Satisfiability Modulo Counting (SMC) is a recently proposed general language to reason about problems integrating statistical and symbolic Artificial Intelligence. An SMC problem is an extended SAT problem in which the truth values of a few Boolean variables are determined by probabilistic inference. Approximate solvers may return solutions that violate constraints. Directly integrating available SAT solvers and probabilistic inference solvers gives exact solutions but results in slow performance because of many back-and-forth invocations of both solvers. We propose KOCO-SMC, an integrated exact SMC solver that efficiently tracks lower and upper bounds in the probabilistic inference process. It enhances computational efficiency by enabling early estimation of probabilistic inference using only partial variable assignments, whereas existing methods require full variable assignments.
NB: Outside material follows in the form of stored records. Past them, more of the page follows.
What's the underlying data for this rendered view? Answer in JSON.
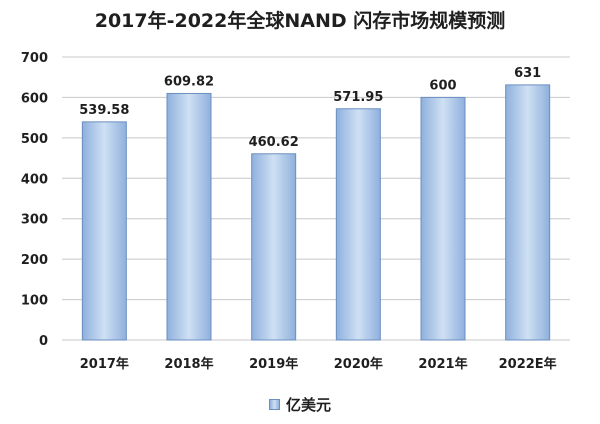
{
  "colors": {
    "bar_fill_light": "#cfe0f3",
    "bar_fill_dark": "#8fb0dd",
    "bar_stroke": "#6b8fc1",
    "gridline": "#c8c8c8",
    "axis_text": "#1f1f1f"
  },
  "chart_data": {
    "type": "bar",
    "title": "2017年-2022年全球NAND 闪存市场规模预测",
    "xlabel": "",
    "ylabel": "",
    "categories": [
      "2017年",
      "2018年",
      "2019年",
      "2020年",
      "2021年",
      "2022E年"
    ],
    "series": [
      {
        "name": "亿美元",
        "values": [
          539.58,
          609.82,
          460.62,
          571.95,
          600,
          631
        ],
        "labels": [
          "539.58",
          "609.82",
          "460.62",
          "571.95",
          "600",
          "631"
        ]
      }
    ],
    "ylim": [
      0,
      700
    ],
    "yticks": [
      0,
      100,
      200,
      300,
      400,
      500,
      600,
      700
    ],
    "grid": true,
    "legend": "bottom"
  }
}
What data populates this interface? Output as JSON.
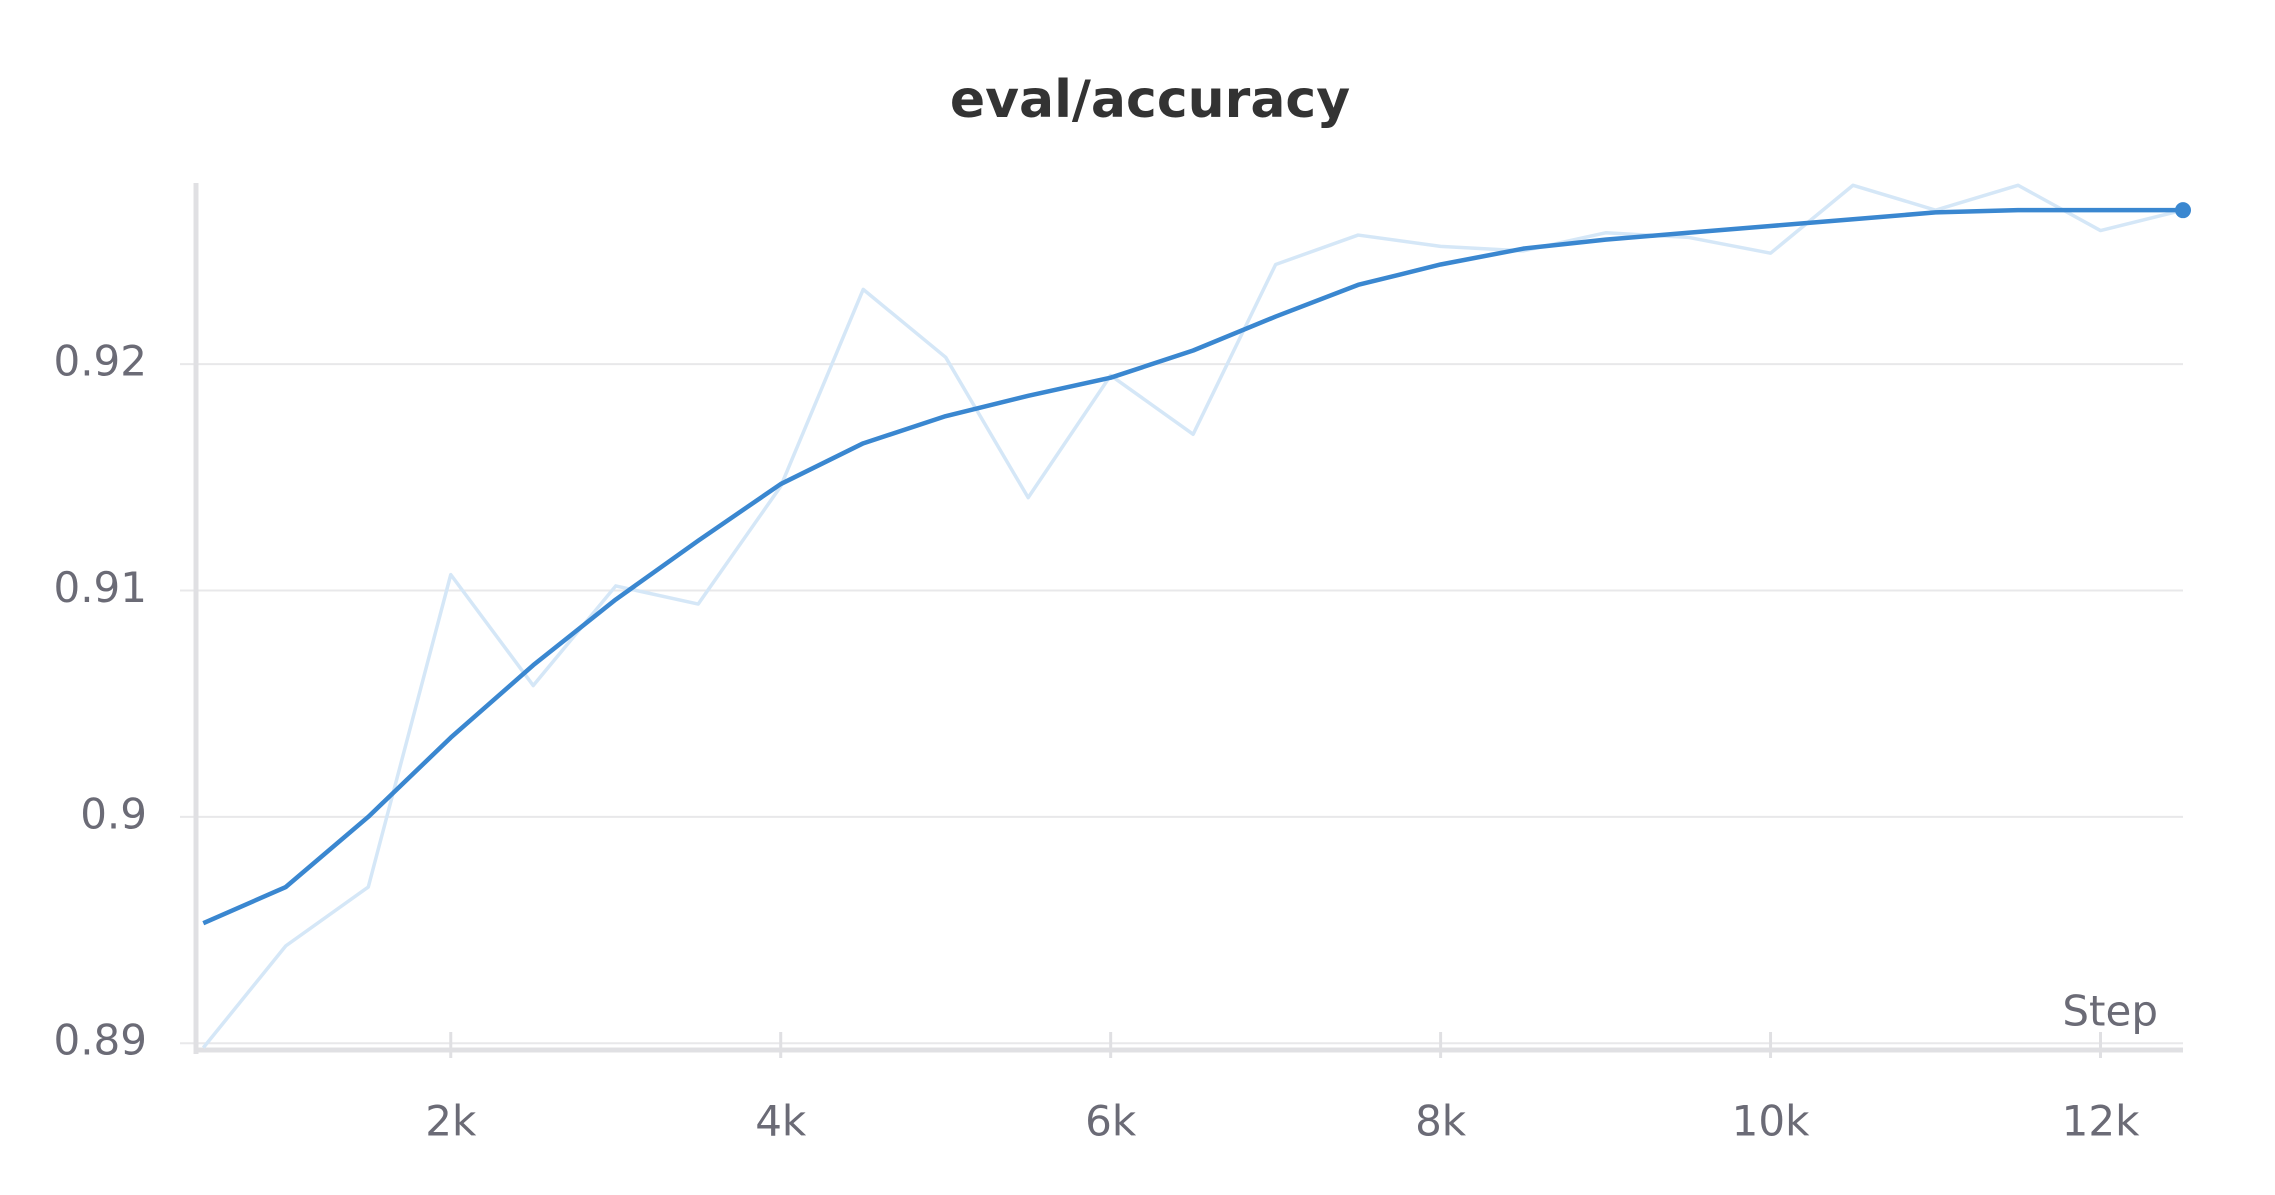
{
  "chart_data": {
    "type": "line",
    "title": "eval/accuracy",
    "x_label": "Step",
    "x": [
      500,
      1000,
      1500,
      2000,
      2500,
      3000,
      3500,
      4000,
      4500,
      5000,
      5500,
      6000,
      6500,
      7000,
      7500,
      8000,
      8500,
      9000,
      9500,
      10000,
      10500,
      11000,
      11500,
      12000,
      12500
    ],
    "series": [
      {
        "color": "#d5e7f7",
        "values": [
          0.8898,
          0.8943,
          0.8969,
          0.9107,
          0.9058,
          0.9102,
          0.9094,
          0.9146,
          0.9233,
          0.9203,
          0.9141,
          0.9195,
          0.9169,
          0.9244,
          0.9257,
          0.9252,
          0.925,
          0.9258,
          0.9256,
          0.9249,
          0.9279,
          0.9268,
          0.9279,
          0.9259,
          0.9268
        ]
      },
      {
        "color": "#3a87d0",
        "values": [
          0.8953,
          0.8969,
          0.9,
          0.9035,
          0.9067,
          0.9096,
          0.9122,
          0.9147,
          0.9165,
          0.9177,
          0.9186,
          0.9194,
          0.9206,
          0.9221,
          0.9235,
          0.9244,
          0.9251,
          0.9255,
          0.9258,
          0.9261,
          0.9264,
          0.9267,
          0.9268,
          0.9268,
          0.9268
        ],
        "end_marker": true
      }
    ],
    "xlim": [
      480,
      12500
    ],
    "ylim": [
      0.8897,
      0.928
    ],
    "xticks": [
      {
        "value": 2000,
        "label": "2k"
      },
      {
        "value": 4000,
        "label": "4k"
      },
      {
        "value": 6000,
        "label": "6k"
      },
      {
        "value": 8000,
        "label": "8k"
      },
      {
        "value": 10000,
        "label": "10k"
      },
      {
        "value": 12000,
        "label": "12k"
      }
    ],
    "yticks": [
      0.89,
      0.9,
      0.91,
      0.92
    ],
    "grid": true
  }
}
In the experiment, we compare KOCO-SMC with currently available approximate and exact SMC solvers on large-scale datasets and real-world applications. The proposed KOCO-SMC finds exact solutions with much less time.

Many important AI tasks today involve both logic (like solving a puzzle) and probability (like making guesses). But solving problems that combine both is extremely challenging. A recently proposed framework for describing such problems, called Satisfiability Modulo Counting (SMC), helps bridge these two areas, but solving SMC problems exactly can be very slow.Current approaches to solving SMC problems exactly rely on gluing together two separate tools: one that handles logic and another that handles probability. These tools must repeatedly interact, which consumes significant time and computing power.In our work, we introduce KOCO-SMC, a new algorithm that unifies logic and probability solving into a single tool. KOCO-SMC can make in-time decisions about whether to skip unpromising attempts early, using only partial information.We tested KOCO-SMC on large-scale synthetic datasets and real-world problems, and found that it solves them both exactly and much faster than existing methods. This demonstrates that it’s possible to achieve both accuracy and efficiency when tackling some of the most complex AI challenges.